State Programs Avg. Cost After Savings Payback Period Return Rate
Massachusetts 55 $9,480.50 5.13 years 19.5%
New York 44 $6,519 4.2 years 23.8%
Hawaii 39 $11,442 2.38 years 41.97%

But here's the thing: these incentives can change faster than you can say "solar panel." For example, New York's NY-Sun Megawatt Block Program is set to run until 2025 or until the money runs out. And California's SGIP? It's been extended through 2025.

Tamara Jude, a Content Writer, puts it this way: "Massachusetts is our most solar-friendly state." That just goes to show how much these incentive programs can boost solar adoption.

If you're thinking about going solar, here's what you need to do:

  1. Dig into your state's specific incentives. They can seriously slash your installation costs.
  2. Think about when to make your move. Some programs have expiration dates or decreasing benefits.
  3. Don't forget to check out local incentives. They can add even more savings on top of state and federal programs.

Here's a fun fact: even if you live up north where it's not as sunny, you might still be in luck. Many northern states offer killer incentives that make solar a smart investment. As A1 SolarStore puts it, "Some states offer solar incentives so generous that even with little sunshine, your panels will become a truly worthwhile investment."

And don't forget about the federal Investment Tax Credit (ITC). It lets homeowners deduct 30% of their solar system cost from federal taxes. This nationwide perk is sticking around until 2032, making solar more affordable across the board.

FAQs

What state has the best solar incentives?

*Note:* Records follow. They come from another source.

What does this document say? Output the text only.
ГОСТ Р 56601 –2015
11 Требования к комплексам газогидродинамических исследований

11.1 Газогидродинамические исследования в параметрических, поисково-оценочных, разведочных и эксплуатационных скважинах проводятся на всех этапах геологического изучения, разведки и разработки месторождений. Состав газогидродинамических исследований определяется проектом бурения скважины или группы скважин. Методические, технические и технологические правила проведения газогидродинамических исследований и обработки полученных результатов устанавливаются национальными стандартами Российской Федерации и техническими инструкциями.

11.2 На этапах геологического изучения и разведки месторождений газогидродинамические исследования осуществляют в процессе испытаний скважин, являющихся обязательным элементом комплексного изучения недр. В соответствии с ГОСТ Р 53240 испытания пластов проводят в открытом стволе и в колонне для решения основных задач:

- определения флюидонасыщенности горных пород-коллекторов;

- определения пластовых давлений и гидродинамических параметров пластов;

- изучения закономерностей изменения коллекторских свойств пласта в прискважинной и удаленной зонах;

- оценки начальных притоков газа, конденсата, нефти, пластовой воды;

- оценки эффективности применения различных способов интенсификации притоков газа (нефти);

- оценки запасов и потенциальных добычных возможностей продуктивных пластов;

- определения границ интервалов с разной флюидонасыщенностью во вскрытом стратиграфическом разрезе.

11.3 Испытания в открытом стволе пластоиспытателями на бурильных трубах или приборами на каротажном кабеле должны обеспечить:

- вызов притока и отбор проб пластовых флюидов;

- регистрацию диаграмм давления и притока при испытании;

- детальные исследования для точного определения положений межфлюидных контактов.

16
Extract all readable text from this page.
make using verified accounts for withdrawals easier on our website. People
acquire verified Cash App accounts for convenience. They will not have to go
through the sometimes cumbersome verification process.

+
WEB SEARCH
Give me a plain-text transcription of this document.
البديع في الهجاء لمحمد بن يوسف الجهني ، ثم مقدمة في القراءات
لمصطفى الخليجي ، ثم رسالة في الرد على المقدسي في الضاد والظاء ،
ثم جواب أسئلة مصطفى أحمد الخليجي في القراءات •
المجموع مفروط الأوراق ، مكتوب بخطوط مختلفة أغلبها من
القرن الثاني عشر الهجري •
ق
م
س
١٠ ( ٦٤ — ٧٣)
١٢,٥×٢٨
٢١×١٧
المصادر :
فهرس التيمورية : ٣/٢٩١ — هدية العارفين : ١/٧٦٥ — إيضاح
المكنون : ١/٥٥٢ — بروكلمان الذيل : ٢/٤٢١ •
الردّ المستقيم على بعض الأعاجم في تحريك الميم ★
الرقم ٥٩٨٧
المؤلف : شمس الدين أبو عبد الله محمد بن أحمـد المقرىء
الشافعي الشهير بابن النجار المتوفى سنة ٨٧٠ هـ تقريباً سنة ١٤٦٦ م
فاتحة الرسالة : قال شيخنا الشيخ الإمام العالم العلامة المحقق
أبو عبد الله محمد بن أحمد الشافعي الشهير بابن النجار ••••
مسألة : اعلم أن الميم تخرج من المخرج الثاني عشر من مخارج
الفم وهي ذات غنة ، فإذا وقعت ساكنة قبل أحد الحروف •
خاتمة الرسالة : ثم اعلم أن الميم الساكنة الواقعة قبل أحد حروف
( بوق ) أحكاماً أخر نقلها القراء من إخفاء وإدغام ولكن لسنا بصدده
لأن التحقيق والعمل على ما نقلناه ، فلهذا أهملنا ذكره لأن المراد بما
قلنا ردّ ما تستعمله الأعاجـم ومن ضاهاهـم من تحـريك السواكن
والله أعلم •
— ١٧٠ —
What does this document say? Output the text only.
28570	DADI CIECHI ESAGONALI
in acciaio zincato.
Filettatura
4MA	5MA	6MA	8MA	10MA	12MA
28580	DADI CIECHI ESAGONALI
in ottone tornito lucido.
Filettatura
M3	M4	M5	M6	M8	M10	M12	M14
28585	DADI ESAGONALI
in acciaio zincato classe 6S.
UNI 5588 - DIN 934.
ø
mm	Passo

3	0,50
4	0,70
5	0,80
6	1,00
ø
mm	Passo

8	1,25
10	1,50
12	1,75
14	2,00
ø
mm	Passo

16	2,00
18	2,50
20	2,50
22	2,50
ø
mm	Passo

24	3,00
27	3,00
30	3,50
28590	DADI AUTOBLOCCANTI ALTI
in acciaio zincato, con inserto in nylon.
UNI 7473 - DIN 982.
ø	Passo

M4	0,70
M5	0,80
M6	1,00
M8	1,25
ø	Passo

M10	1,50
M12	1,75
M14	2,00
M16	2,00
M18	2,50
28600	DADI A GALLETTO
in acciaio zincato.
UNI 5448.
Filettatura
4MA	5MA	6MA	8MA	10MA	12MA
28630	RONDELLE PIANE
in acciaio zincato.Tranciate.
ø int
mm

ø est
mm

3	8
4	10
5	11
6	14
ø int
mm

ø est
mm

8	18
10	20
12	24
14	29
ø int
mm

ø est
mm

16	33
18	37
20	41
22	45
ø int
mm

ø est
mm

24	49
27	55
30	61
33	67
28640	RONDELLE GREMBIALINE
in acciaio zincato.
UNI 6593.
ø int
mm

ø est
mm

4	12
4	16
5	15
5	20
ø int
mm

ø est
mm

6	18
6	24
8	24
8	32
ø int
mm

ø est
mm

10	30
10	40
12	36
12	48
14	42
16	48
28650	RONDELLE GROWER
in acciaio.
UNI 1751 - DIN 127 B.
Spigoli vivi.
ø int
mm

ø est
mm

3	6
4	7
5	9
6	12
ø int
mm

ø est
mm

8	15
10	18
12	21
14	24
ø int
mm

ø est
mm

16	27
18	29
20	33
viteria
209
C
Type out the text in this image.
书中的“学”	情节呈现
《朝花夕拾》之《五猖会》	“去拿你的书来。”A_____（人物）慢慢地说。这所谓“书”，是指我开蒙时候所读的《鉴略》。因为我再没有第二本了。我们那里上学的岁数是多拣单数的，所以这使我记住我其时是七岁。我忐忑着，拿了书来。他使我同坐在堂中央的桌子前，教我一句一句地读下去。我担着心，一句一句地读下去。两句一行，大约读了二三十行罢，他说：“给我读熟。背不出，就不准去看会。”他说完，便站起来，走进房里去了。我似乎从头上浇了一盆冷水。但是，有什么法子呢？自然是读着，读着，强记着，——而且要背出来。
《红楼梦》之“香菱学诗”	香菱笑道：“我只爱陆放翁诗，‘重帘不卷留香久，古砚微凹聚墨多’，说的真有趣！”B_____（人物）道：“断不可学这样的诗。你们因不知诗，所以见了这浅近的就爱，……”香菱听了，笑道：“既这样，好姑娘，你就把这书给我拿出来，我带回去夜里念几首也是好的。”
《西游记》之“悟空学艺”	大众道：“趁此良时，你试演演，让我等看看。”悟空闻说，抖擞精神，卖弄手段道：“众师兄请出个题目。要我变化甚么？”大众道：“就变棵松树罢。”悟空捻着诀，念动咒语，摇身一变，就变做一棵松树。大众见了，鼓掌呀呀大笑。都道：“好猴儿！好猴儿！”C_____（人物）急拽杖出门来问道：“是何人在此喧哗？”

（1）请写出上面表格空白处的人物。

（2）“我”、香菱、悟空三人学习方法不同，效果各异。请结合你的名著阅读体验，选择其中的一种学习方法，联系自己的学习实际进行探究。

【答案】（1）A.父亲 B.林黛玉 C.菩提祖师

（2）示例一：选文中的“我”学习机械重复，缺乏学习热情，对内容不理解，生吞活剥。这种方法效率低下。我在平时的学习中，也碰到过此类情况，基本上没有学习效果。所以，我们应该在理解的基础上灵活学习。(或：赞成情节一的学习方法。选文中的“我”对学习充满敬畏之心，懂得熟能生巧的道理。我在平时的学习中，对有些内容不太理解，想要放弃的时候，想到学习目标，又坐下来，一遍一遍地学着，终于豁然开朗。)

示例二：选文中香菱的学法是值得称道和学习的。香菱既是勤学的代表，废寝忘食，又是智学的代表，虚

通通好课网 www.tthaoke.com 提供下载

Massachusetts takes the crown for solar incentives. Here's why:

  • 55 solar programs available
  • Average installation cost after savings: $9,480.50
  • Payback period: 5.13 years
  • 15% tax credit on solar costs (up to $1,000)
  • Solar Massachusetts Renewable Target (SMART) program: Pays homeowners for solar electricity production over 10 years

What state has the best incentives for solar?

While Massachusetts leads, other states aren't far behind:

1. California

  • 28.80% of energy from solar
  • Self-Generation Incentive Program (SGIP): Up to $200 per kilowatt-hour for battery storage

2. New York

  • Lowest average installation cost after savings: $6,519
  • 25% state tax credit up to $5,000

3. Hawaii

  • Shortest solar payback period: 2.38 years
  • Highest rate of return: 41.97%

What states allow you to sell electricity back to the grid?

Many states have net metering policies. Some standouts:

  • Alaska
  • Arkansas
  • Colorado
  • Connecticut
  • Delaware
  • Florida
  • Georgia
  • Hawaii

"SRECs are a brokerage commodity so the pricing varies, but many brokers offer three- or five-year fixed prices for those who are more risk averse." - Roger Horowitz, solar expert

Net metering policies differ between states. As Solar.com points out:

"Net metering allows for substantial electricity savings of the list of a solar system – often tens of thousands of dollars."